La antigua jornada electoral, la vieja contienda de las urnas, se ha vuelto una ceremonia imposible, un fandango oneroso. La vida política en el país no tuvo llenadero y se fue para el carajo. Tanto golpeó el cántaro al agua que todo se rompió de arriba hacia abajo. La crisis política ha desembocado en un inmanejable zafarrancho y este año ya no habrá ni convocatoria a los partidos, ni inscripción en el registro electoral, ni amenaza de multa por no haber votado. La vida política fue aniquilada por el exceso de ambición de los infinitos candidatos. Estos eran tan numerosos y tan brutales que fundaron de un momento a otro los partidos personales.

Los partidos personales se levantaron contra los caciques de los viejos partidos de antes. En su mejor momento fueron una saludable renovación, pero pronto degeneraron en un caos sin precedentes. Esos partidos personales eran entidades legales, normales, perfectamente amparados por la ley y del derecho, al pataleo. No tenían más que un miembro o militante autorizado y sacramentado, el cual se encargaba de ejecutar todos los cargos partidarios como si fuera un hombre orquesta. No podía fallar en ningún momento, pues entonces el partido perdía su pieza fundamental y se derrumbaba. El vitalismo de esa innovación no cuajó porque el que menos apareció de la noche a la mañana mostrando las siglas de su propio partido personal.

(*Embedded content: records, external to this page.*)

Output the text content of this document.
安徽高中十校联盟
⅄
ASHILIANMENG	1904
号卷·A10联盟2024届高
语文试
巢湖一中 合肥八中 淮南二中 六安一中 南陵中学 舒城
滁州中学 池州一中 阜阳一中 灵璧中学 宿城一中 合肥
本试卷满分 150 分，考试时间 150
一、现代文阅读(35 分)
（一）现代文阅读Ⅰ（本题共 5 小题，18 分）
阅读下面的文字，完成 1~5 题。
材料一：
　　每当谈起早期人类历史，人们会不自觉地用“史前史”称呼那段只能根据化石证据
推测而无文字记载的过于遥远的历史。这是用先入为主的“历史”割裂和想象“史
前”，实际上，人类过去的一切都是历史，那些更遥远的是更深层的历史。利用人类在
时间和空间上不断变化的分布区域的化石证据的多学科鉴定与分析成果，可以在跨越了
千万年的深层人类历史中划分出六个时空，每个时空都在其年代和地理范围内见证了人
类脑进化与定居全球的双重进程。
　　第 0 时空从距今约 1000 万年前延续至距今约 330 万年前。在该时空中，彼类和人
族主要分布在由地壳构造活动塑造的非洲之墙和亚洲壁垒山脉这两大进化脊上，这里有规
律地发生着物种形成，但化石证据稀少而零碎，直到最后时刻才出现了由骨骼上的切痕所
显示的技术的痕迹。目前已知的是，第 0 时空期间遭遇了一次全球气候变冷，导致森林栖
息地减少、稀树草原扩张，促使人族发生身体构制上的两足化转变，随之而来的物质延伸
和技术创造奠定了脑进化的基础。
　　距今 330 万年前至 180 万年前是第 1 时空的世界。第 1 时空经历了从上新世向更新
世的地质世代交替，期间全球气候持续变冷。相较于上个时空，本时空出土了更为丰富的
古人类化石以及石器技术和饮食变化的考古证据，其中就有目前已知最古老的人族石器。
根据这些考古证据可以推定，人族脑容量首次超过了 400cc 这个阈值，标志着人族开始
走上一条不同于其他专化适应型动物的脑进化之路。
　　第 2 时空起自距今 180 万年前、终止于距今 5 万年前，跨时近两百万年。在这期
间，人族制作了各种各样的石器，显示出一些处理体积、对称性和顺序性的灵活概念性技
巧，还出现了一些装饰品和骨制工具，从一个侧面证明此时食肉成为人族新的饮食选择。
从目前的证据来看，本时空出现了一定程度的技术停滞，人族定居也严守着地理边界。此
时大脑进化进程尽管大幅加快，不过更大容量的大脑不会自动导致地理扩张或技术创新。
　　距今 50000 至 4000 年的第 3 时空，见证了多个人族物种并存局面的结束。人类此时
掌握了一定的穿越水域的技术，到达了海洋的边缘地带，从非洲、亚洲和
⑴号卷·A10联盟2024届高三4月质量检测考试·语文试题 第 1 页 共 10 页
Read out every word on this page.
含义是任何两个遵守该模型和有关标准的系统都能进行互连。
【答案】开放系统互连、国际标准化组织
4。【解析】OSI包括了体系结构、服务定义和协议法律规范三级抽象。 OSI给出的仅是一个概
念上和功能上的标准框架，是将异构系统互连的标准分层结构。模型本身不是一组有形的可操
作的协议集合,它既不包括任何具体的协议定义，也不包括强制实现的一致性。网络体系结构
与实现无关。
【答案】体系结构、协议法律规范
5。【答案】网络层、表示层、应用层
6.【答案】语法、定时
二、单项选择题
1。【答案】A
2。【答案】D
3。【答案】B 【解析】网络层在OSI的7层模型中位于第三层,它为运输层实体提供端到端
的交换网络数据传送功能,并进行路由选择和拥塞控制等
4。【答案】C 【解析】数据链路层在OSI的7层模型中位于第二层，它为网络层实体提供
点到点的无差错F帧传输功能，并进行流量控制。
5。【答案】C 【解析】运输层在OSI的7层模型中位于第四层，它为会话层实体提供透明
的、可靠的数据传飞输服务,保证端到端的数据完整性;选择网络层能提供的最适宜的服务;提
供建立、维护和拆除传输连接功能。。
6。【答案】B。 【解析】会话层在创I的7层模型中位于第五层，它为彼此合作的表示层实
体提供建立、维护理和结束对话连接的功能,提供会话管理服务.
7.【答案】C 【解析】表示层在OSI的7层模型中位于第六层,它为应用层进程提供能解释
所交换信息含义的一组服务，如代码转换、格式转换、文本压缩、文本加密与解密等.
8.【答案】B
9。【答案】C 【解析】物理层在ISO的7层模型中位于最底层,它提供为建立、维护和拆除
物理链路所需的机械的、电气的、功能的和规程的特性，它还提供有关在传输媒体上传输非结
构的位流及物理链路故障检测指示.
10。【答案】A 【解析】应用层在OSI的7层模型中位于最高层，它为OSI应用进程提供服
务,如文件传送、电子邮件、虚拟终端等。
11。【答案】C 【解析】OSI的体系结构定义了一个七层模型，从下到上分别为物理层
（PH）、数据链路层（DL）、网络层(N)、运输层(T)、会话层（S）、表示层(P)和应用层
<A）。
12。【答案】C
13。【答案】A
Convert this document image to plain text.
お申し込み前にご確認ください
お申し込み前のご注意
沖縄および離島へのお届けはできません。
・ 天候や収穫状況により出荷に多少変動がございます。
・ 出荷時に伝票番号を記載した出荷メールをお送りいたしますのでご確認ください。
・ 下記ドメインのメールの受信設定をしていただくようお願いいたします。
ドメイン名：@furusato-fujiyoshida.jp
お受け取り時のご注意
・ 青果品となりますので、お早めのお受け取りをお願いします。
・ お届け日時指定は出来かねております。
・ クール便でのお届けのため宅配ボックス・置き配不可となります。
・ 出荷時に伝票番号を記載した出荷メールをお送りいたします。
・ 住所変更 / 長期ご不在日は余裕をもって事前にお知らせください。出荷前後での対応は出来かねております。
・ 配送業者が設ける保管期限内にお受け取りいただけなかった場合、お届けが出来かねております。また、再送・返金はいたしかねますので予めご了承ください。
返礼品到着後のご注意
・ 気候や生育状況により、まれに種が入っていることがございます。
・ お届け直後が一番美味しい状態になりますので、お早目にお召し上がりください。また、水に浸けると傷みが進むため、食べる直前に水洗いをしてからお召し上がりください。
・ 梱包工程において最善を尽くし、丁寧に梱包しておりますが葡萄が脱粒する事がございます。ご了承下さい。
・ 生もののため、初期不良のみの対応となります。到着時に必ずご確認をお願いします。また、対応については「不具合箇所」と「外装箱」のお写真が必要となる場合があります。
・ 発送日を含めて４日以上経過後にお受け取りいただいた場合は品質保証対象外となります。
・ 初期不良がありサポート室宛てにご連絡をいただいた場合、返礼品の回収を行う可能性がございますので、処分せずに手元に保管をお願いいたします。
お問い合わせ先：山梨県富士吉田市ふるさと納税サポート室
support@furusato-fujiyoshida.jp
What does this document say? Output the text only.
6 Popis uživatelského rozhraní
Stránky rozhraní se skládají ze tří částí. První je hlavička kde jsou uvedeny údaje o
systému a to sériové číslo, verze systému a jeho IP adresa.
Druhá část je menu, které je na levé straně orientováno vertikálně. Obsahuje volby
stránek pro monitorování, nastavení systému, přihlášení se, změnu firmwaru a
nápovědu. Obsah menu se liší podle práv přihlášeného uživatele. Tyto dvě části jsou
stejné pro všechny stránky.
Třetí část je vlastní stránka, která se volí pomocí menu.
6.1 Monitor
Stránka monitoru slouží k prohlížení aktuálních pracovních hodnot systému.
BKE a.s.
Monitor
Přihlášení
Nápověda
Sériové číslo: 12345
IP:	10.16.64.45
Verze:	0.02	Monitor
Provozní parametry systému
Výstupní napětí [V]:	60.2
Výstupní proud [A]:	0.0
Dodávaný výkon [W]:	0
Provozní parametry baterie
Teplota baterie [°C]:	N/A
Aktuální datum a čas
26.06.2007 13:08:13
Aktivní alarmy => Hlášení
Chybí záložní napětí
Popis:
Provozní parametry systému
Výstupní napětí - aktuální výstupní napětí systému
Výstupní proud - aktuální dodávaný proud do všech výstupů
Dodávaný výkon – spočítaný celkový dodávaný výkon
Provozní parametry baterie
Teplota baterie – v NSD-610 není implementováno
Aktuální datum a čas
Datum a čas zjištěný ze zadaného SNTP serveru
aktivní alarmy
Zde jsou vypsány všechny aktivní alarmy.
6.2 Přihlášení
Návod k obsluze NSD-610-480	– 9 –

En cada casa amanecía un afiche con el nombre del nuevo partido y el nombre del único militante y miembro calificado. Los votantes se convirtieron en los que pedían los votos para los cargos. Los partidos personales y solitarios minaron las elecciones y se convirtieron en trabas para los viejos líderes de la revenida partidocracia que nunca más pudieron levantar ni la cabeza ni la cola. En el presente las autoridades son elegidas por la acción de un cuy de la suerte.